Invariably, some parents somewhere are going to find a book on a list that offends them, and will decide they need to protect not only their child but all of the children in the community by marching down to the school and library to demand it be removed from the shelf. Since there is never anything too stupid if it allows certain government officials to get before a camera or send out a press release claiming they’re “protecting children” from the horrors of the world, you end up with school boards and administrators that give in to pressure. And since no one wants to be against protecting children, that leads to the other set of government officials: those too chicken shit to speak up and oppose something they know is wrong.

In his dissenting opinion in Ginzburg v. United States, Justice Potter Stewart wrote that censorship reflects “a society’s lack of confidence in itself,” and is the “hallmark of an authoritarian regime.” All censorship is done in the name of protecting and defending society from ideas or truth that are deemed dangerous, harmful, or inconvenient.

Here’s what struck me about this.
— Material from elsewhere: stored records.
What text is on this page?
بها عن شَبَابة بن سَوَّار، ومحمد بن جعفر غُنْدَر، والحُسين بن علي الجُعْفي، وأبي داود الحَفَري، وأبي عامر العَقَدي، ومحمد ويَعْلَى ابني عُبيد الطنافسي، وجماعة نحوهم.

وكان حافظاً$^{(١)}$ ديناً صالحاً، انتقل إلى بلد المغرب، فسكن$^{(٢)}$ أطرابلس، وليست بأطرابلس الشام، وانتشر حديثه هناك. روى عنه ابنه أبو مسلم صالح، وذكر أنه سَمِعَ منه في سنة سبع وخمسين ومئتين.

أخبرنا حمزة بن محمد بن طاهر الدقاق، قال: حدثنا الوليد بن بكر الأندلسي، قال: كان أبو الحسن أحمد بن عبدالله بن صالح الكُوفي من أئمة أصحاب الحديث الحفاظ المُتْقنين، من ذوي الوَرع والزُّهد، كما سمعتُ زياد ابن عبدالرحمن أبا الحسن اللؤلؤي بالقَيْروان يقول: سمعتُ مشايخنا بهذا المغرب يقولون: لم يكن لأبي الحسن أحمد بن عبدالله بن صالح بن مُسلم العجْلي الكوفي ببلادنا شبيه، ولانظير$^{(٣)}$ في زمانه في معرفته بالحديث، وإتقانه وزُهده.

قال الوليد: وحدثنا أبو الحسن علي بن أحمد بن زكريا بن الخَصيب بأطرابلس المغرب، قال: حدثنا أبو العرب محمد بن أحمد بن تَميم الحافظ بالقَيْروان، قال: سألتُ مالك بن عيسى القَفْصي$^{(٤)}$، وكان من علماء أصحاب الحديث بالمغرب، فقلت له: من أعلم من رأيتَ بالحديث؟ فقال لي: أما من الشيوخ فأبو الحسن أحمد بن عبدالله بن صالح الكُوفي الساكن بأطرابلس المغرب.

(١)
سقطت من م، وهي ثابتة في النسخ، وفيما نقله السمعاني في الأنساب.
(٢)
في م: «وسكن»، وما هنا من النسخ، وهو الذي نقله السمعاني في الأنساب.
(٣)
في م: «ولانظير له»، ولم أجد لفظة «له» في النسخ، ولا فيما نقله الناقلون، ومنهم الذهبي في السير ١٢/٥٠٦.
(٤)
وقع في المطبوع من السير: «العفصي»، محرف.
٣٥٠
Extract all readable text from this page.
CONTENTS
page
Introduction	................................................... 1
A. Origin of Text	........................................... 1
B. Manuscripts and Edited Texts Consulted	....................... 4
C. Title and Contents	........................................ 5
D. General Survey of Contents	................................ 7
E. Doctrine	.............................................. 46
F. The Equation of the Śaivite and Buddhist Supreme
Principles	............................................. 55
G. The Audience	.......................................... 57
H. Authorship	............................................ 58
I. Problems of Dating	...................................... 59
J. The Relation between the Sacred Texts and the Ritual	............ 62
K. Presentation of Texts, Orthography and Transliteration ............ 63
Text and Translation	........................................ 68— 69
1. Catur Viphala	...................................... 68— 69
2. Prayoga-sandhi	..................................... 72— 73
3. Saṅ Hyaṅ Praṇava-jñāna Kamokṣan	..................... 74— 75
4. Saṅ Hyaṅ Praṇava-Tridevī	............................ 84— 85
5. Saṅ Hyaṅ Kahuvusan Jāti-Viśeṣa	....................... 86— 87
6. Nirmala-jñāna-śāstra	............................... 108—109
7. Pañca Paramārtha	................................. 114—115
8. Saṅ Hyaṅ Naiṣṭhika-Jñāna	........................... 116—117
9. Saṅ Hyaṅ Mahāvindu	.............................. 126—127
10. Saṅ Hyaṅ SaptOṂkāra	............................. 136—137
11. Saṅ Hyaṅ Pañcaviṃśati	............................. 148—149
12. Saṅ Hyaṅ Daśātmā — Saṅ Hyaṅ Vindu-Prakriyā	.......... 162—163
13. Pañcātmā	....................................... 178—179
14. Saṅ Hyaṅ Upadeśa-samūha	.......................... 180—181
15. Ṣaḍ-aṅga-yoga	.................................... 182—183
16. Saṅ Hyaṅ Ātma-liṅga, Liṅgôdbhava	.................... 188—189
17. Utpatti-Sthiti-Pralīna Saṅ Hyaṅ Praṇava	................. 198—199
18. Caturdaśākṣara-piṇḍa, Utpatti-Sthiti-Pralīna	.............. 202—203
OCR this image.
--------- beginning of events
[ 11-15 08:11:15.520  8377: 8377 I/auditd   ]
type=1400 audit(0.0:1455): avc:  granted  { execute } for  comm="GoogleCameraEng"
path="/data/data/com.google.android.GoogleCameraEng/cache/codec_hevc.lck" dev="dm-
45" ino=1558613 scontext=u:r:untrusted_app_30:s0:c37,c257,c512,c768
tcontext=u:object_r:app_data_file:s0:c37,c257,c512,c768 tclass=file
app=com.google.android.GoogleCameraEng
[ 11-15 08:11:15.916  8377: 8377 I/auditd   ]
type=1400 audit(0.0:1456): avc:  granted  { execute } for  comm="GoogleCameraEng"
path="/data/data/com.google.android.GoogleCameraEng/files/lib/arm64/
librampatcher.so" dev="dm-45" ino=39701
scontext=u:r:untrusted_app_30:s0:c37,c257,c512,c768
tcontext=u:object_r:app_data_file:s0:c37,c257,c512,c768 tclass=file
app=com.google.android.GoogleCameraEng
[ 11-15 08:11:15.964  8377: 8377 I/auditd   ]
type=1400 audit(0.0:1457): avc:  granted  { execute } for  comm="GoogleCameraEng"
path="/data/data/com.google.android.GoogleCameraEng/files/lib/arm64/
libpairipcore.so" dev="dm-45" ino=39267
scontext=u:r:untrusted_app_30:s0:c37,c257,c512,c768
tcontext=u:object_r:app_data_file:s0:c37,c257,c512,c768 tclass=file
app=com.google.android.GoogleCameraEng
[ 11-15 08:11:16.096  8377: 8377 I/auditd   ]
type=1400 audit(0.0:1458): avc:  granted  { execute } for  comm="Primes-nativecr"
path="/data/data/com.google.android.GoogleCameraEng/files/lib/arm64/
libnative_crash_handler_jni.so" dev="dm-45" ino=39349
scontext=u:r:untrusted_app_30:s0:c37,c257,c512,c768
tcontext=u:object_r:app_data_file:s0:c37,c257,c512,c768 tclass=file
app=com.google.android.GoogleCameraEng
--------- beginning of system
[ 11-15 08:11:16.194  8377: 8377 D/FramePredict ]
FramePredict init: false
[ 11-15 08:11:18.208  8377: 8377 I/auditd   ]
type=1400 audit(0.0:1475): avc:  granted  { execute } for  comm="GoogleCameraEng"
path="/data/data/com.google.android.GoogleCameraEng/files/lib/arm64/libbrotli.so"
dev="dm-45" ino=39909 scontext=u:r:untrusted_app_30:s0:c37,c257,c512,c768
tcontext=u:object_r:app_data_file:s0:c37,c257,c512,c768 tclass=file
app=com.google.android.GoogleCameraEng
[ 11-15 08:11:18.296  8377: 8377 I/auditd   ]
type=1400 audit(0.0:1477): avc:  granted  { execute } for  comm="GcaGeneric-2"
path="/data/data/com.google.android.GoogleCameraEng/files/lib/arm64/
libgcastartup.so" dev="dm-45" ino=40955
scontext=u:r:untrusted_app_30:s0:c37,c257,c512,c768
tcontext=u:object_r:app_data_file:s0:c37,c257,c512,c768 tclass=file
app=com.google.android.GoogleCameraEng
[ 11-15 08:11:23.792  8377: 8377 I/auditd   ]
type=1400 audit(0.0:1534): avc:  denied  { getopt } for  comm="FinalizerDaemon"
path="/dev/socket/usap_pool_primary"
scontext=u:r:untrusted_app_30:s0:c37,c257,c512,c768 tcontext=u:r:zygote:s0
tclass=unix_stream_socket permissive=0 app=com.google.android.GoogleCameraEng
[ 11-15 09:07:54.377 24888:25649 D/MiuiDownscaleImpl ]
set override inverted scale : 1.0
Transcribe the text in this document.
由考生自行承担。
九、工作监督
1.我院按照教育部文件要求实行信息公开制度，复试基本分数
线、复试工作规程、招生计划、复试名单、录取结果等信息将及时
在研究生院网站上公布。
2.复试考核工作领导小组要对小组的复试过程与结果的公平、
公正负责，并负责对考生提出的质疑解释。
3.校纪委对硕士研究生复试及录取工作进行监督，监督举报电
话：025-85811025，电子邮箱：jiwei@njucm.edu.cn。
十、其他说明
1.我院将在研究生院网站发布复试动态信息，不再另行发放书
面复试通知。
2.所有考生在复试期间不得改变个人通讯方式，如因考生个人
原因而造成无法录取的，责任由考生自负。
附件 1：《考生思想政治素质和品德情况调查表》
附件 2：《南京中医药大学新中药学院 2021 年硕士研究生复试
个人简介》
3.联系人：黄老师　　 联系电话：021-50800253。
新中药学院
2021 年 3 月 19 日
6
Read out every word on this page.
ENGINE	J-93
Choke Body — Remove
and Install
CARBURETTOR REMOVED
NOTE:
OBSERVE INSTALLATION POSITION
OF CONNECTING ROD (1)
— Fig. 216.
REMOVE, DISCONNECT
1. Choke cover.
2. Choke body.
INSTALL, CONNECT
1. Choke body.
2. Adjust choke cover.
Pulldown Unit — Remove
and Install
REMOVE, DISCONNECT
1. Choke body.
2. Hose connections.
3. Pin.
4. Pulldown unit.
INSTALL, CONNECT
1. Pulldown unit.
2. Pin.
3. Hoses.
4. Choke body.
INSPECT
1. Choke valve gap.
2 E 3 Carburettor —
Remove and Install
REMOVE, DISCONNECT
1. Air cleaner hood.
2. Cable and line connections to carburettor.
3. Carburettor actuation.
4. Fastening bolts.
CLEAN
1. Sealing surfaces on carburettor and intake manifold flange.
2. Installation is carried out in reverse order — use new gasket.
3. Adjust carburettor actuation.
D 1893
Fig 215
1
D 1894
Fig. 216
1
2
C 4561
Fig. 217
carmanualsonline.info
Change the word “book” to “beer,” and “school and library” to “local politician” — along with a few other obvious changes — and it’s every bit as relevant for prohibition and the modern prohibitionists. I certainly agree with Justice Stewart that prohibition reflects “a society’s lack of confidence in itself,” and is the “hallmark of an authoritarian regime.” Look at the nations that still have outright bans on alcohol. And the notion that “all prohibition is done in the name of protecting and defending society from alcohol that is deemed dangerous, harmful, or inconvenient” also rings true. The banning of books seems every bit as sinister as the banning of alcohol, and uses the same rhetoric for its justification. Scary.